On Monday, Bush made it clear U.S. troops would not be part of a multinational peacekeeping force currently being contemplated by the United Nations.
“If the international force would like some help with logistics and command and control, we’d be willing to offer logistics and command and control,” Bush said at the news conference.
He said sending U.S. troops into Lebanon would be like sending them into the bloody Darfur region of Sudan.
“Those troops would create a sensation around the world that may not enable us to achieve our objective,” he said.

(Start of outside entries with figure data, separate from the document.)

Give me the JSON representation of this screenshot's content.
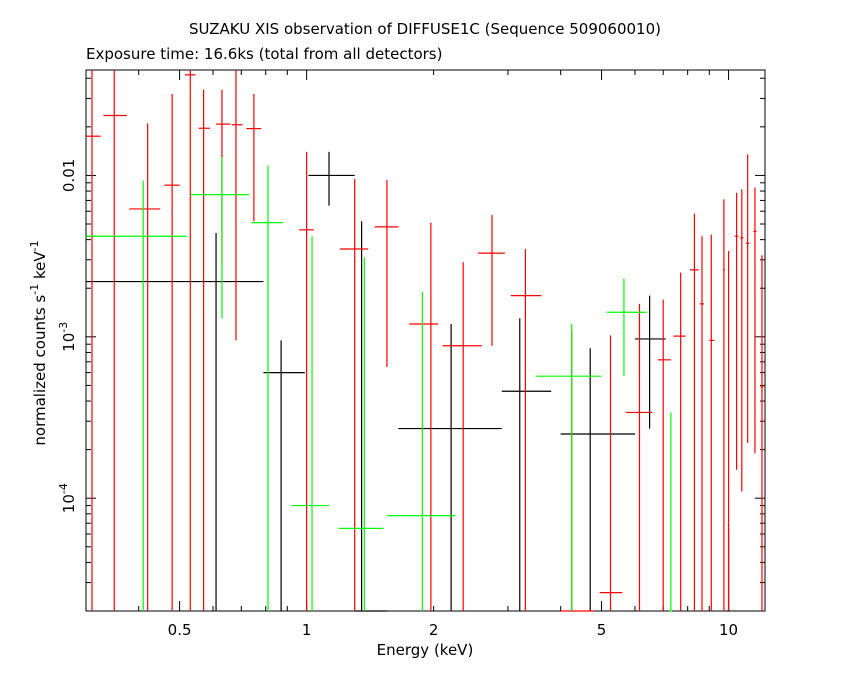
{
  "chart_data": {
    "type": "scatter",
    "title": "SUZAKU XIS observation of DIFFUSE1C (Sequence 509060010)",
    "subtitle": "Exposure time: 16.6ks (total from all detectors)",
    "xlabel": "Energy (keV)",
    "ylabel": "normalized counts s^-1 keV^-1",
    "xscale": "log",
    "yscale": "log",
    "xlim": [
      0.3,
      12.2
    ],
    "ylim": [
      2e-05,
      0.045
    ],
    "x_ticks": [
      "0.5",
      "1",
      "2",
      "5",
      "10"
    ],
    "y_ticks": [
      "10^-4",
      "10^-3",
      "0.01"
    ],
    "grid": false,
    "series": [
      {
        "color": "#000000",
        "points": [
          {
            "x": 0.61,
            "xerr": [
              0.3,
              0.79
            ],
            "y": 0.0022,
            "yerr": [
              2e-05,
              0.0044
            ]
          },
          {
            "x": 0.87,
            "xerr": [
              0.79,
              0.99
            ],
            "y": 0.0006,
            "yerr": [
              2e-05,
              0.00095
            ]
          },
          {
            "x": 1.13,
            "xerr": [
              1.01,
              1.3
            ],
            "y": 0.01,
            "yerr": [
              0.0065,
              0.014
            ]
          },
          {
            "x": 1.35,
            "xerr": [
              1.3,
              1.55
            ],
            "y": 2e-05,
            "yerr": [
              2e-05,
              0.0052
            ]
          },
          {
            "x": 2.2,
            "xerr": [
              1.65,
              2.9
            ],
            "y": 0.00027,
            "yerr": [
              2e-05,
              0.0012
            ]
          },
          {
            "x": 3.2,
            "xerr": [
              2.9,
              3.8
            ],
            "y": 0.00046,
            "yerr": [
              2e-05,
              0.0013
            ]
          },
          {
            "x": 4.7,
            "xerr": [
              4.0,
              6.0
            ],
            "y": 0.00025,
            "yerr": [
              2e-05,
              0.00085
            ]
          },
          {
            "x": 6.5,
            "xerr": [
              6.0,
              7.1
            ],
            "y": 0.00097,
            "yerr": [
              0.00027,
              0.0018
            ]
          },
          {
            "x": 10.0,
            "xerr": [
              9.9,
              10.1
            ],
            "y": 2e-05,
            "yerr": [
              2e-05,
              6.5e-05
            ]
          }
        ]
      },
      {
        "color": "#ff0000",
        "points": [
          {
            "x": 0.31,
            "xerr": [
              0.3,
              0.325
            ],
            "y": 0.0175,
            "yerr": [
              2e-05,
              0.045
            ]
          },
          {
            "x": 0.35,
            "xerr": [
              0.33,
              0.375
            ],
            "y": 0.0235,
            "yerr": [
              2e-05,
              0.045
            ]
          },
          {
            "x": 0.42,
            "xerr": [
              0.38,
              0.45
            ],
            "y": 0.0062,
            "yerr": [
              2e-05,
              0.021
            ]
          },
          {
            "x": 0.48,
            "xerr": [
              0.46,
              0.5
            ],
            "y": 0.0087,
            "yerr": [
              2e-05,
              0.032
            ]
          },
          {
            "x": 0.53,
            "xerr": [
              0.515,
              0.545
            ],
            "y": 0.042,
            "yerr": [
              2e-05,
              0.045
            ]
          },
          {
            "x": 0.57,
            "xerr": [
              0.555,
              0.59
            ],
            "y": 0.0196,
            "yerr": [
              2e-05,
              0.034
            ]
          },
          {
            "x": 0.63,
            "xerr": [
              0.61,
              0.66
            ],
            "y": 0.0208,
            "yerr": [
              0.0028,
              0.034
            ]
          },
          {
            "x": 0.68,
            "xerr": [
              0.665,
              0.705
            ],
            "y": 0.0206,
            "yerr": [
              0.00095,
              0.045
            ]
          },
          {
            "x": 0.75,
            "xerr": [
              0.72,
              0.78
            ],
            "y": 0.0195,
            "yerr": [
              0.0052,
              0.032
            ]
          },
          {
            "x": 1.0,
            "xerr": [
              0.96,
              1.04
            ],
            "y": 0.0046,
            "yerr": [
              2e-05,
              0.014
            ]
          },
          {
            "x": 1.3,
            "xerr": [
              1.2,
              1.4
            ],
            "y": 0.0035,
            "yerr": [
              2e-05,
              0.0095
            ]
          },
          {
            "x": 1.55,
            "xerr": [
              1.45,
              1.65
            ],
            "y": 0.0048,
            "yerr": [
              0.00065,
              0.0094
            ]
          },
          {
            "x": 1.97,
            "xerr": [
              1.75,
              2.05
            ],
            "y": 0.0012,
            "yerr": [
              2e-05,
              0.0051
            ]
          },
          {
            "x": 2.35,
            "xerr": [
              2.1,
              2.6
            ],
            "y": 0.00088,
            "yerr": [
              2e-05,
              0.0029
            ]
          },
          {
            "x": 2.75,
            "xerr": [
              2.55,
              2.95
            ],
            "y": 0.0033,
            "yerr": [
              0.00088,
              0.0057
            ]
          },
          {
            "x": 3.3,
            "xerr": [
              3.05,
              3.6
            ],
            "y": 0.0018,
            "yerr": [
              2e-05,
              0.0035
            ]
          },
          {
            "x": 4.25,
            "xerr": [
              4.0,
              4.8
            ],
            "y": 2e-05,
            "yerr": [
              2e-05,
              0.0011
            ]
          },
          {
            "x": 5.25,
            "xerr": [
              4.95,
              5.6
            ],
            "y": 2.6e-05,
            "yerr": [
              2e-05,
              0.00102
            ]
          },
          {
            "x": 6.15,
            "xerr": [
              5.7,
              6.6
            ],
            "y": 0.00034,
            "yerr": [
              2e-05,
              0.0016
            ]
          },
          {
            "x": 7.0,
            "xerr": [
              6.8,
              7.3
            ],
            "y": 0.00072,
            "yerr": [
              2e-05,
              0.0017
            ]
          },
          {
            "x": 7.7,
            "xerr": [
              7.4,
              7.9
            ],
            "y": 0.00101,
            "yerr": [
              2e-05,
              0.0025
            ]
          },
          {
            "x": 8.3,
            "xerr": [
              8.1,
              8.5
            ],
            "y": 0.0026,
            "yerr": [
              2e-05,
              0.0058
            ]
          },
          {
            "x": 8.65,
            "xerr": [
              8.55,
              8.75
            ],
            "y": 0.0016,
            "yerr": [
              2e-05,
              0.0042
            ]
          },
          {
            "x": 9.1,
            "xerr": [
              9.0,
              9.25
            ],
            "y": 0.00095,
            "yerr": [
              2e-05,
              0.0043
            ]
          },
          {
            "x": 9.75,
            "xerr": [
              9.7,
              9.8
            ],
            "y": 0.0026,
            "yerr": [
              2e-05,
              0.0071
            ]
          },
          {
            "x": 10.0,
            "xerr": [
              9.95,
              10.05
            ],
            "y": 6.8e-05,
            "yerr": [
              2e-05,
              0.0034
            ]
          },
          {
            "x": 10.45,
            "xerr": [
              10.35,
              10.55
            ],
            "y": 0.0042,
            "yerr": [
              0.00015,
              0.0078
            ]
          },
          {
            "x": 10.75,
            "xerr": [
              10.65,
              10.85
            ],
            "y": 0.0041,
            "yerr": [
              0.00011,
              0.0082
            ]
          },
          {
            "x": 11.1,
            "xerr": [
              11.0,
              11.2
            ],
            "y": 0.0038,
            "yerr": [
              0.00022,
              0.0135
            ]
          },
          {
            "x": 11.55,
            "xerr": [
              11.45,
              11.65
            ],
            "y": 0.0045,
            "yerr": [
              0.00019,
              0.0084
            ]
          },
          {
            "x": 12.0,
            "xerr": [
              11.9,
              12.1
            ],
            "y": 0.00049,
            "yerr": [
              2e-05,
              0.0032
            ]
          }
        ]
      },
      {
        "color": "#00ff00",
        "points": [
          {
            "x": 0.41,
            "xerr": [
              0.3,
              0.52
            ],
            "y": 0.0042,
            "yerr": [
              2e-05,
              0.0093
            ]
          },
          {
            "x": 0.63,
            "xerr": [
              0.53,
              0.73
            ],
            "y": 0.0076,
            "yerr": [
              0.0013,
              0.013
            ]
          },
          {
            "x": 0.81,
            "xerr": [
              0.74,
              0.88
            ],
            "y": 0.0051,
            "yerr": [
              2e-05,
              0.0115
            ]
          },
          {
            "x": 1.03,
            "xerr": [
              0.92,
              1.13
            ],
            "y": 9e-05,
            "yerr": [
              2e-05,
              0.0042
            ]
          },
          {
            "x": 1.37,
            "xerr": [
              1.19,
              1.52
            ],
            "y": 6.5e-05,
            "yerr": [
              2e-05,
              0.0031
            ]
          },
          {
            "x": 1.88,
            "xerr": [
              1.55,
              2.25
            ],
            "y": 7.8e-05,
            "yerr": [
              2e-05,
              0.0019
            ]
          },
          {
            "x": 4.25,
            "xerr": [
              3.5,
              5.0
            ],
            "y": 0.00057,
            "yerr": [
              2e-05,
              0.0012
            ]
          },
          {
            "x": 5.65,
            "xerr": [
              5.15,
              6.4
            ],
            "y": 0.00142,
            "yerr": [
              0.00057,
              0.0023
            ]
          },
          {
            "x": 7.3,
            "xerr": [
              7.25,
              7.35
            ],
            "y": 2e-05,
            "yerr": [
              2e-05,
              0.00034
            ]
          }
        ]
      }
    ]
  }
}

Bush was joined at the news conference by Secretary of State Condoleezza Rice, who downplayed opposition to the first of two proposed U.N. Security Council resolutions aimed at ending the crisis. The first resolution calls on Hezbollah and Israel to stop fighting and places an embargo on unauthorized arms shipments into southern Lebanon.
“This particular resolution is important because it sets an agenda for the basis for a sustainable peace,” Rice said. “And so, it will not surprise you that the Lebanese have views of what should be on that agenda. The Israelis have views of what should be on that agenda. They aren’t always the same views.”
Bush cautioned against creating a “vacuum” in southern Lebanon that would allow Hezbollah to rearm. He also called for a solution to the conflict’s “root problem” — the existence of Hezbollah, an armed militia, inside the sovereign state of Lebanon.
If passed, the first resolution would be followed by a second resolution creating the international peacekeeping force.